For treatment of GBM, DCVax-L has been studied in completed Phase I/II studies conducted primarily at UCLA with the goal to determine safety and efficacy. From Northwest Biotherapeutics’ public reports, the Phase I/II studies have been conducted and completed at UCLA, with a Phase III study currently open [27,30]. The company reports interim data on its website, with 39 patients recruited for the Phase I/II studies of which 20 had newly diagnosed GBMs and 19 had recurrent GBM and other gliomas [27]. For those with newly diagnosed GBM who received DCVax in addition to standard of care, the median time to tumor recurrence was approximately 2 years, with median survival of 3 years [27]. Reportedly, there are substantial long-term survivors in the DCVax group, with 33% of patients exceeding 4 years and 27% reaching or exceeding 6 years; two patients have exceeded the 10-year survival mark, according to the company [27]. These results are promising and are consistent with other reported DC vaccination trial results for patients with GBMs [14]. Currently, the company is conducting a Phase III clinical trial with DCVax for newly diagnosed GBMs, with the goal to enroll 312 patients from sites across the USA, with end points of progression-free and overall survival [27,30]. Interim results are not available [27,30].

Adverse reactions

In general, there have been few significant reported side effects from DC vaccines created from tumor lysates [14]. Side effects after such vaccinations have included mild fevers, rashes and irritation at the injection sites [14]. Trial results for DCVax are largely unpublished in the peer-reviewed literature, but the sponsoring company reports that DCVax-L is nontoxic and that, to date, in clinical trials that have included more than 1000 treatments, no significant serious adverse events have been noted [27], similar to other reported GBM vaccine trials in which vaccines have had very limited toxicity [14,27], although autoimmune encephalitis has been reported in primate models [25,26].

Drug interactions

DCVax is currently still under investigation in clinical trials. No significant drug interactions have been reported.

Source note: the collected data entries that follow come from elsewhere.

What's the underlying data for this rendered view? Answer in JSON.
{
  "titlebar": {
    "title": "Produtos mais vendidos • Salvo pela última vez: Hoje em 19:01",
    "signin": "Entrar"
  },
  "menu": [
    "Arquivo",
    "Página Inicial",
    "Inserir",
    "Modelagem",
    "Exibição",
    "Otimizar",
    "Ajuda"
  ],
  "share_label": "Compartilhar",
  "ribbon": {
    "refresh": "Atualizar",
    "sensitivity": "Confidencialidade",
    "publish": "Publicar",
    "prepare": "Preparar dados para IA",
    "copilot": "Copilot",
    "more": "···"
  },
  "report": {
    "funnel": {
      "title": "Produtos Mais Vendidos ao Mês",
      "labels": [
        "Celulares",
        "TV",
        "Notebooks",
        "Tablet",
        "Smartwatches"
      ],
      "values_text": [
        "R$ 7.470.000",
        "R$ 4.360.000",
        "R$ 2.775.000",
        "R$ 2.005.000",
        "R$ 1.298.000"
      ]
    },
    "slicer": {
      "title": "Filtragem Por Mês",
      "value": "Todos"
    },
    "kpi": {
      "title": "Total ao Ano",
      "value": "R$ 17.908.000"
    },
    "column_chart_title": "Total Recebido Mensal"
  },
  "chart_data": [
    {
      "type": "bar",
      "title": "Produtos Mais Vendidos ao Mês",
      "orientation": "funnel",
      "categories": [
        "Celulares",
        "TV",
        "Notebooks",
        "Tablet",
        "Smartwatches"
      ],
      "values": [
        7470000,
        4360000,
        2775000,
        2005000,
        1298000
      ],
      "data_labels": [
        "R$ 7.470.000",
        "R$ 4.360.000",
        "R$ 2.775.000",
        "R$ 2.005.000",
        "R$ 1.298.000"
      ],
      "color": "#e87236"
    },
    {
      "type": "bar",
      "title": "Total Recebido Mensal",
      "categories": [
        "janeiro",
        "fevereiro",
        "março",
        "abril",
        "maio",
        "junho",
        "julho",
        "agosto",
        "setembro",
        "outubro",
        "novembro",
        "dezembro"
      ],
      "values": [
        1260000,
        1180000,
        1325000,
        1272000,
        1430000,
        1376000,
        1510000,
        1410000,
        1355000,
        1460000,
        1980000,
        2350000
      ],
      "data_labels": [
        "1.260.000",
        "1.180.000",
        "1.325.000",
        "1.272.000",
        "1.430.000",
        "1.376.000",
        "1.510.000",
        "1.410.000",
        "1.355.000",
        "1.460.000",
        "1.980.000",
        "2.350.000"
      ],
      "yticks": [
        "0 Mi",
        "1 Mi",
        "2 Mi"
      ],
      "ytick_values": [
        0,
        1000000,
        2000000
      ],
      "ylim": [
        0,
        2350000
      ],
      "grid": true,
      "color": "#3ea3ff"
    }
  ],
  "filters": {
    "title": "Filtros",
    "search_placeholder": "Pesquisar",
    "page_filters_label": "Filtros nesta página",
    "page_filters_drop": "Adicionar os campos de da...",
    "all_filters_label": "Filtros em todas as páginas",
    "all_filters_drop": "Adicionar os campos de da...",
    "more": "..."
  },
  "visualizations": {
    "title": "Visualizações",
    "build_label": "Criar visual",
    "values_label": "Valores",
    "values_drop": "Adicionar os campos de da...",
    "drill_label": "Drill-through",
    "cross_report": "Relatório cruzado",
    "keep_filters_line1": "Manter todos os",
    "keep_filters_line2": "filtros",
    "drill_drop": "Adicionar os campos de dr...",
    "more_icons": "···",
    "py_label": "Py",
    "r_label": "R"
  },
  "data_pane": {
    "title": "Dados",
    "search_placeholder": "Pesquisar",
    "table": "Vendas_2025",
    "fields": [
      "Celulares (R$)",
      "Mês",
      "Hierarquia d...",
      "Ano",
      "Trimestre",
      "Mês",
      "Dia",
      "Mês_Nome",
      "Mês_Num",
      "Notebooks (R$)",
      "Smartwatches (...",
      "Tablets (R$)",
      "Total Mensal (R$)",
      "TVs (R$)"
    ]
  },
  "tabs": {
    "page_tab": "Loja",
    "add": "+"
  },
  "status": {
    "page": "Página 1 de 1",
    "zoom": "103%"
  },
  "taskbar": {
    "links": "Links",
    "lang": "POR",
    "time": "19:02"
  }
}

Use in specific populations

DCVax-L for prostate and DCVax direct for solid tumors can be administered to any patient with prostate or other solid tumor who meets eligibility criterion, respectively.

Conclusion

DCVax is a platform technology for delivery of active dendritic-cell-based immunotherapy vaccines for various cancers including GBM. The DCVax-L platform requires DC loading ex vivo before vaccination, while the DCVax-Direct platform allows for in situ antigen loading of DCs intratumoraly. Phase I and II trials with DCVax for GBM show promising results, with interim data reporting of significant survival advantage, time to recurrence of 2 years, and overall survival of approximately 3 years. Currently, DCVax for GBM is in a Phase III study for patients with newly diagnosed GBM. Both the promising interim results and low toxicity profile make DCVax a favorable therapeutic for GBM.

Footnotes

Financial & competing interests disclosure

The authors have no relevant affiliations or financial involvement with any organization or entity with a financial interest in or financial conflict with the subject matter or materials discussed in the manuscript. This includes employment, consultancies, honoraria, stock ownership or options, expert testimony, grants or patents received or pending or royalties.

No writing assistance was utilized in the production of this manuscript.